Portanto, embora uma imagem possa remeter ao visível, tomar alguns traços emprestados do visual, sempre depende da produção de um sujeito. Lê-la não é tão natural como parece: “O facto de o homem ter produzido imagens em todo o mundo, desde a pré-história até aos nossos dias, faz com que acreditemos ser capazes de reconhecer uma imagem figurativa em qualquer contexto histórico e cultural. No entanto, deduzir que a leitura da imagem é universal, revela confusão e desconhecimento”(Martine Joly).

Ler uma imagem da contemporaneidade é tentar compreender a demanda de produção, a falta de  substância ou espessura por trás de uma imagem ou que leva muitos críticos a criarem definições como a estética inexpressiva nascida nos anos 50 na escola alemã; ou “imagens de alguma coisa”, fotografias que nascem do mero encontro casual; ou a “fotografia de consequência”, a que se liga mais ao documental. “Fotógrafos que desconstroem o fotojornalismo, fotografando temas ligados à imprensa mas com um olhar artístico”.

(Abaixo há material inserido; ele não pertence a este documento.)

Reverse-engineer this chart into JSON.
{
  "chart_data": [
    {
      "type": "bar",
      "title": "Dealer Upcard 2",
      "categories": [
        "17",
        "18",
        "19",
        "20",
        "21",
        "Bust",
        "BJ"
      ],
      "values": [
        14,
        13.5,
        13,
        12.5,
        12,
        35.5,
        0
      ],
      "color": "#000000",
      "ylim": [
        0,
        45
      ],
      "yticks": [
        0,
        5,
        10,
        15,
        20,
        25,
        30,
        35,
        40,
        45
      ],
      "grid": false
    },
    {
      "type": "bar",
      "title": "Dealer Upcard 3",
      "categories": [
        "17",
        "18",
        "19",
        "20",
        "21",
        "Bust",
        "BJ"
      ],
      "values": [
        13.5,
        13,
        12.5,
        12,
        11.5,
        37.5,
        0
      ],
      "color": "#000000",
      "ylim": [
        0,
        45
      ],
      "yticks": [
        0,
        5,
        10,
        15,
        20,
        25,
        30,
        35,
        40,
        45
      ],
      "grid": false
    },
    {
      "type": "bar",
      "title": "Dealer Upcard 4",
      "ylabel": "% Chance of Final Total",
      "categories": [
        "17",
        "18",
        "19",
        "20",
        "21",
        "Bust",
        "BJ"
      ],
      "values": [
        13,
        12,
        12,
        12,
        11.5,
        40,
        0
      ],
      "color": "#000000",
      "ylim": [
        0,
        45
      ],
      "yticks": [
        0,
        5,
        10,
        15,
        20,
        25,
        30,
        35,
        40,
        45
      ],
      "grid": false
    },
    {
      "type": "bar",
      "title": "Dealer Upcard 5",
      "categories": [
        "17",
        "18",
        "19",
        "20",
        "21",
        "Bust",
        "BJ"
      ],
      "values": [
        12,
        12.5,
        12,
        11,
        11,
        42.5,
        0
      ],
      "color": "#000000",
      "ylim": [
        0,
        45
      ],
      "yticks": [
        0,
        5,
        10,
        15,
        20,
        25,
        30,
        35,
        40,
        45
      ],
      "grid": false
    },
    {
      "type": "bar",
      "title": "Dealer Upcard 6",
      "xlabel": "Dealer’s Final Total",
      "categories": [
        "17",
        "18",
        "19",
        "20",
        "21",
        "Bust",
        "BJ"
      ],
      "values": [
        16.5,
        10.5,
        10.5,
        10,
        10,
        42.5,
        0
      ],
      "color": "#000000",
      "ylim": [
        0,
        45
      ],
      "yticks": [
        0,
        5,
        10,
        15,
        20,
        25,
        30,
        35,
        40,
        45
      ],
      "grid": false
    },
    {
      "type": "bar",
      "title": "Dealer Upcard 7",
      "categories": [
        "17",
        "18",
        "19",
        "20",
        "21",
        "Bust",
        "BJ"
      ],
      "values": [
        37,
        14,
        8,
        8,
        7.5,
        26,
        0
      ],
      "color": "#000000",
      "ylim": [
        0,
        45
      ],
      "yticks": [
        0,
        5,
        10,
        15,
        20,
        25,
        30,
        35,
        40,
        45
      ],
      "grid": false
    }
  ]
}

Ler uma imagem contemporânea é compreender que já ninguém quer ser fotógrafo hoje em dia, todos querem e se auto-denominam artistas. Mas ao mesmo tempo que procuram criar novas estéticas, a fotografia – sempre independente – transforma-se hoje pela mão destes artistas na imagem do banal, numa “fotografia sem qualidade”, como afirma Dominique Baqué fazendo referencia ao livro de Musil “Um homem sem qualidade”. 

A arte do banal.
A fotografia volta  a ser a arte de expressão de massa por excelência.